You have scraped data to enrich an existing pipeline but you have probably scraped some profiles that already exist in your database…

If you are lucky, your ATS system will deduplicate your data… but this option works sometimes & sometimes not…

For just one profile, the validation is super easy… a quick search in the platform you’ve got the answer… but what about 20, 50 or more profiles…?

 

 

This tutorial shows how to use the match function to avoid duplicate profiles…

Match Function

We have an existing pipeline about 167 profiles – We have scraped 267 profiles from a new search. Before importing these profiles we want to compare the 2 files to avoid duplicate.

The “Match function” will help us – Open your favorite spreadsheet editor – It works either in Google or Excel.

Import your “Existing Pipeline” in a first sheet and create a second one where you’ll import your “scraped data” – Now your data are in the same spreadsheet in two different sheets.

The MATCH function searches for a specified item in a range of cells and then returns the relative position of that item in the range.

MATCH(lookup_value, lookup_array, [match_type])

The MATCH function syntax has the following arguments:

  • lookup_value    Required. The value that you want to match in lookup_array. For example, when you look up someone’s number in a telephone book, you are using the person’s name as the lookup value, but the telephone number is the value you want. The lookup_value argument can be a value (number, text, or logical value) or a cell reference to a number, text, or logical value.
  • lookup_array    Required. The range of cells being searched.
  • match_type    Optional. The number -1, 0, or 1. The match_type argument specifies how your editor matches lookup_value with values in lookup_array. The default value for this argument is 1.

In our example, we’ll check if the “Scraped data” already exists or not in the “Existing Pipeline” sheet.

We’ll use the Full name to deduplicate our scraped data.

We will match the Full name of the “scraped data” sheet and look if it exists in the “existing pipeline” full name column.

Match function building :

I create a Column called Match – the title of the column doesn’t matter.

I select “Adrien Mater” – the first cell of the column “Full Name”

I select the column where I want to research my first element “Adrien Mater”.

Match Type will be “0” for a strict matching.
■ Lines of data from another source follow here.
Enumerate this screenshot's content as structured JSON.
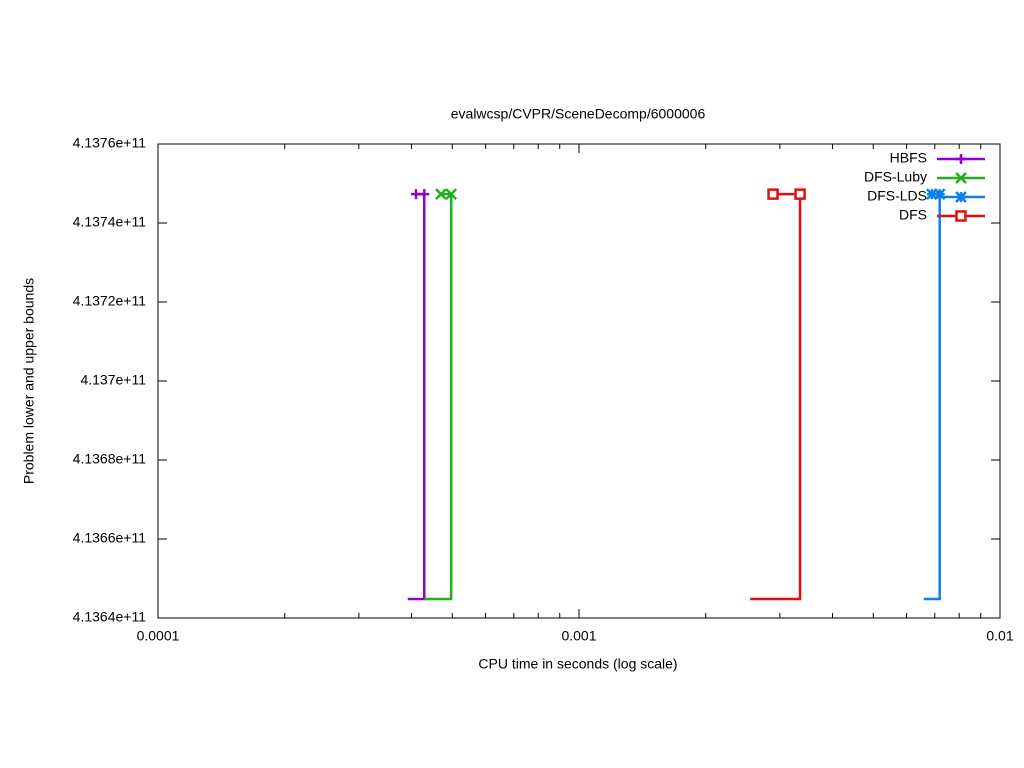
{
  "chart_data": {
    "type": "line",
    "title": "evalwcsp/CVPR/SceneDecomp/6000006",
    "xlabel": "CPU time in seconds (log scale)",
    "ylabel": "Problem lower and upper bounds",
    "xscale": "log",
    "xlim": [
      0.0001,
      0.01
    ],
    "xticks": [
      0.0001,
      0.001,
      0.01
    ],
    "ylim": [
      413640000000,
      413760000000
    ],
    "yticks": [
      {
        "value": 413640000000,
        "label": "4.1364e+11"
      },
      {
        "value": 413660000000,
        "label": "4.1366e+11"
      },
      {
        "value": 413680000000,
        "label": "4.1368e+11"
      },
      {
        "value": 413700000000,
        "label": "4.137e+11"
      },
      {
        "value": 413720000000,
        "label": "4.1372e+11"
      },
      {
        "value": 413740000000,
        "label": "4.1374e+11"
      },
      {
        "value": 413760000000,
        "label": "4.1376e+11"
      }
    ],
    "grid": false,
    "legend": "top-right",
    "series": [
      {
        "name": "HBFS",
        "color": "#9400d3",
        "marker": "plus",
        "x": [
          0.000392,
          0.000429,
          0.000429,
          0.00041
        ],
        "values": [
          413644800000,
          413644800000,
          413747300000,
          413747300000
        ]
      },
      {
        "name": "DFS-Luby",
        "color": "#1fb01f",
        "marker": "cross",
        "x": [
          0.000429,
          0.000497,
          0.000497,
          0.00047
        ],
        "values": [
          413644800000,
          413644800000,
          413747300000,
          413747300000
        ]
      },
      {
        "name": "DFS-LDS",
        "color": "#0d7fe8",
        "marker": "star",
        "x": [
          0.00659,
          0.00719,
          0.00719,
          0.00689
        ],
        "values": [
          413644800000,
          413644800000,
          413747300000,
          413747300000
        ]
      },
      {
        "name": "DFS",
        "color": "#e01010",
        "marker": "square",
        "x": [
          0.00255,
          0.00335,
          0.00335,
          0.00289
        ],
        "values": [
          413644800000,
          413644800000,
          413747300000,
          413747300000
        ]
      }
    ]
  }
}
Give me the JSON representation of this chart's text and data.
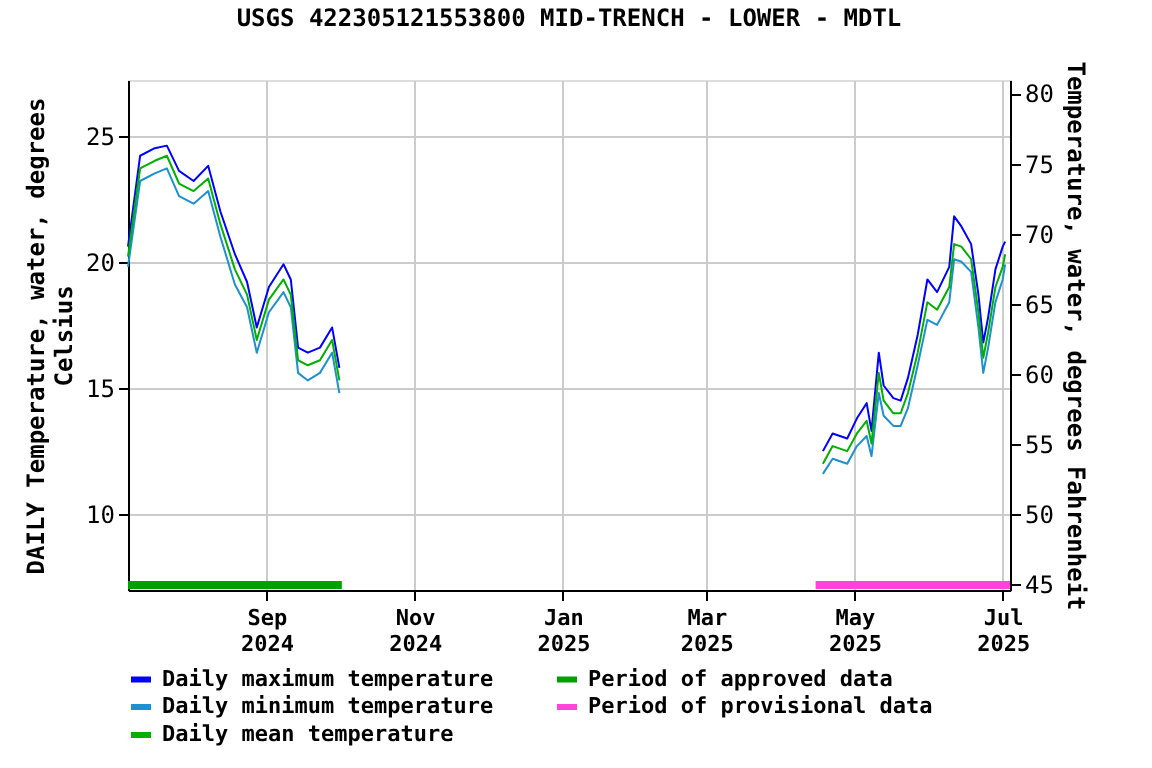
{
  "chart_data": {
    "type": "line",
    "title": "USGS 422305121553800 MID-TRENCH - LOWER   -  MDTL",
    "xlabel": null,
    "ylabel": "DAILY Temperature, water, degrees Celsius",
    "y2label": "Temperature, water, degrees Fahrenheit",
    "xlim": [
      "2024-07-06",
      "2025-07-04"
    ],
    "xticks": [
      {
        "value": "2024-09-01",
        "label": "Sep 2024"
      },
      {
        "value": "2024-11-01",
        "label": "Nov 2024"
      },
      {
        "value": "2025-01-01",
        "label": "Jan 2025"
      },
      {
        "value": "2025-03-01",
        "label": "Mar 2025"
      },
      {
        "value": "2025-05-01",
        "label": "May 2025"
      },
      {
        "value": "2025-07-01",
        "label": "Jul 2025"
      }
    ],
    "ylim": [
      7.0,
      27.2
    ],
    "yticks": [
      10,
      15,
      20,
      25
    ],
    "y2lim": [
      44.6,
      80.96
    ],
    "y2ticks": [
      45,
      50,
      55,
      60,
      65,
      70,
      75,
      80
    ],
    "grid": true,
    "legend": "bottom",
    "marker": "none",
    "line_style": "solid",
    "x": [
      "2024-07-06",
      "2024-07-11",
      "2024-07-17",
      "2024-07-22",
      "2024-07-27",
      "2024-08-02",
      "2024-08-08",
      "2024-08-13",
      "2024-08-19",
      "2024-08-24",
      "2024-08-28",
      "2024-09-02",
      "2024-09-08",
      "2024-09-11",
      "2024-09-14",
      "2024-09-18",
      "2024-09-23",
      "2024-09-28",
      "2024-10-01",
      "2025-01-01",
      "2025-04-18",
      "2025-04-22",
      "2025-04-28",
      "2025-05-02",
      "2025-05-06",
      "2025-05-08",
      "2025-05-11",
      "2025-05-13",
      "2025-05-17",
      "2025-05-20",
      "2025-05-23",
      "2025-05-27",
      "2025-05-31",
      "2025-06-04",
      "2025-06-09",
      "2025-06-11",
      "2025-06-14",
      "2025-06-18",
      "2025-06-21",
      "2025-06-23",
      "2025-06-25",
      "2025-06-28",
      "2025-07-01",
      "2025-07-02"
    ],
    "series": [
      {
        "name": "Daily maximum temperature",
        "color": "#0000ff",
        "values": [
          20.6,
          24.2,
          24.5,
          24.6,
          23.6,
          23.2,
          23.8,
          22.0,
          20.3,
          19.2,
          17.4,
          19.0,
          19.9,
          19.3,
          16.6,
          16.4,
          16.6,
          17.4,
          15.8,
          null,
          12.5,
          13.2,
          13.0,
          13.8,
          14.4,
          13.3,
          16.4,
          15.1,
          14.6,
          14.5,
          15.4,
          17.1,
          19.3,
          18.8,
          19.8,
          21.8,
          21.4,
          20.7,
          18.7,
          16.8,
          17.8,
          19.7,
          20.6,
          20.8
        ]
      },
      {
        "name": "Daily minimum temperature",
        "color": "#1e90d0",
        "values": [
          19.8,
          23.2,
          23.5,
          23.7,
          22.6,
          22.3,
          22.8,
          21.0,
          19.1,
          18.2,
          16.4,
          18.0,
          18.8,
          18.2,
          15.6,
          15.3,
          15.6,
          16.4,
          14.8,
          null,
          11.6,
          12.2,
          12.0,
          12.7,
          13.1,
          12.3,
          14.8,
          13.9,
          13.5,
          13.5,
          14.2,
          15.9,
          17.7,
          17.5,
          18.4,
          20.1,
          20.0,
          19.6,
          17.4,
          15.6,
          16.6,
          18.4,
          19.3,
          19.9
        ]
      },
      {
        "name": "Daily mean temperature",
        "color": "#00b000",
        "values": [
          20.2,
          23.7,
          24.0,
          24.2,
          23.1,
          22.8,
          23.3,
          21.5,
          19.7,
          18.7,
          16.9,
          18.5,
          19.3,
          18.7,
          16.1,
          15.9,
          16.1,
          16.9,
          15.3,
          null,
          12.0,
          12.7,
          12.5,
          13.2,
          13.7,
          12.8,
          15.6,
          14.5,
          14.0,
          14.0,
          14.8,
          16.4,
          18.4,
          18.1,
          19.0,
          20.7,
          20.6,
          20.1,
          18.0,
          16.2,
          17.2,
          19.0,
          19.8,
          20.3
        ]
      },
      {
        "name": "Period of approved data",
        "color": "#00a000",
        "x": [
          "2024-07-06",
          "2024-10-02"
        ],
        "values": [
          7.2,
          7.2
        ]
      },
      {
        "name": "Period of provisional data",
        "color": "#ff44dd",
        "x": [
          "2025-04-15",
          "2025-07-04"
        ],
        "values": [
          7.2,
          7.2
        ]
      }
    ]
  }
}
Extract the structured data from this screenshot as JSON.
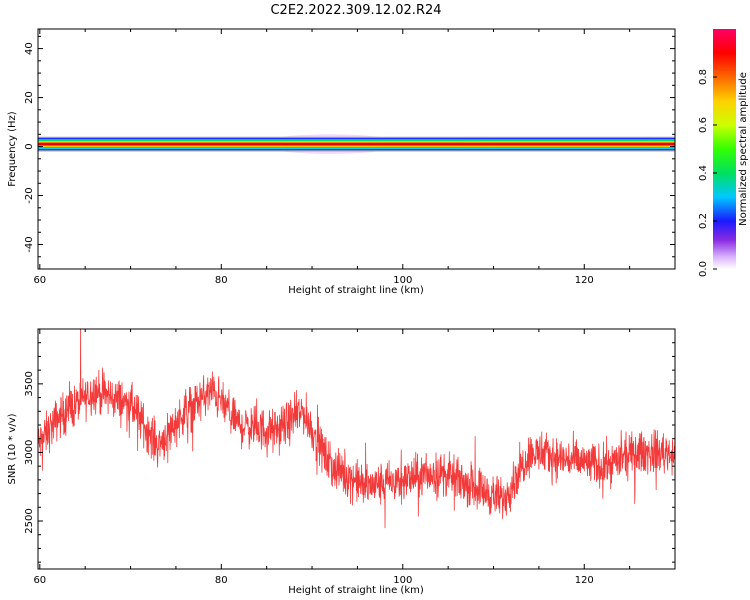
{
  "figure_title": "C2E2.2022.309.12.02.R24",
  "colors": {
    "snr_line": "#f23a3a",
    "axis": "#000000",
    "band_core": "#e60000"
  },
  "chart_data": [
    {
      "type": "heatmap",
      "xlabel": "Height of straight line (km)",
      "ylabel": "Frequency (Hz)",
      "xlim": [
        59.8,
        130
      ],
      "ylim": [
        -50,
        48
      ],
      "xticks": [
        60,
        80,
        100,
        120
      ],
      "yticks": [
        -40,
        -20,
        0,
        20,
        40
      ],
      "colorbar": {
        "label": "Normalized spectral amplitude",
        "range": [
          0,
          1
        ],
        "ticks": [
          0.0,
          0.2,
          0.4,
          0.6,
          0.8
        ]
      },
      "description_of_signal": {
        "band_center_hz": 1,
        "band_halfwidth_hz": 2,
        "broadening_segments": [
          {
            "x_from": 84,
            "x_to": 100,
            "halfwidth_hz": 4
          },
          {
            "x_from": 100,
            "x_to": 116,
            "halfwidth_hz": 3
          },
          {
            "x_from": 124,
            "x_to": 130,
            "halfwidth_hz": 3
          }
        ]
      }
    },
    {
      "type": "line",
      "xlabel": "Height of straight line (km)",
      "ylabel": "SNR (10 * v/v)",
      "xlim": [
        59.8,
        130
      ],
      "ylim": [
        2150,
        3900
      ],
      "xticks": [
        60,
        80,
        100,
        120
      ],
      "yticks": [
        2500,
        3000,
        3500
      ],
      "series": [
        {
          "trend_x": [
            59.8,
            62,
            66,
            70,
            73,
            76,
            79,
            82,
            86,
            89,
            92,
            96,
            100,
            104,
            108,
            111,
            114,
            118,
            122,
            126,
            130
          ],
          "trend_y": [
            3050,
            3250,
            3450,
            3350,
            3050,
            3300,
            3450,
            3200,
            3150,
            3300,
            2900,
            2750,
            2800,
            2850,
            2750,
            2650,
            3000,
            2950,
            2900,
            3000,
            3000
          ],
          "noise_amplitude": 230
        }
      ]
    }
  ]
}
This formula is for the first cell of our sheet: “=MATCH(B2,‘Existing Pipeline’!A:A,0)”

We can now increment the function of all the Row & check the result…

 

We have to create a filtered view and exclude all the row with a number…

Filter by values :

 

Select all & Clear – then select #N/A

 

After filtering – We obtain only the data that aren’t present in the “Existing Pipeline” – We had 26 duplicates according to the counter…

 

We can now add these data to our pipeline without any risk of duplicate.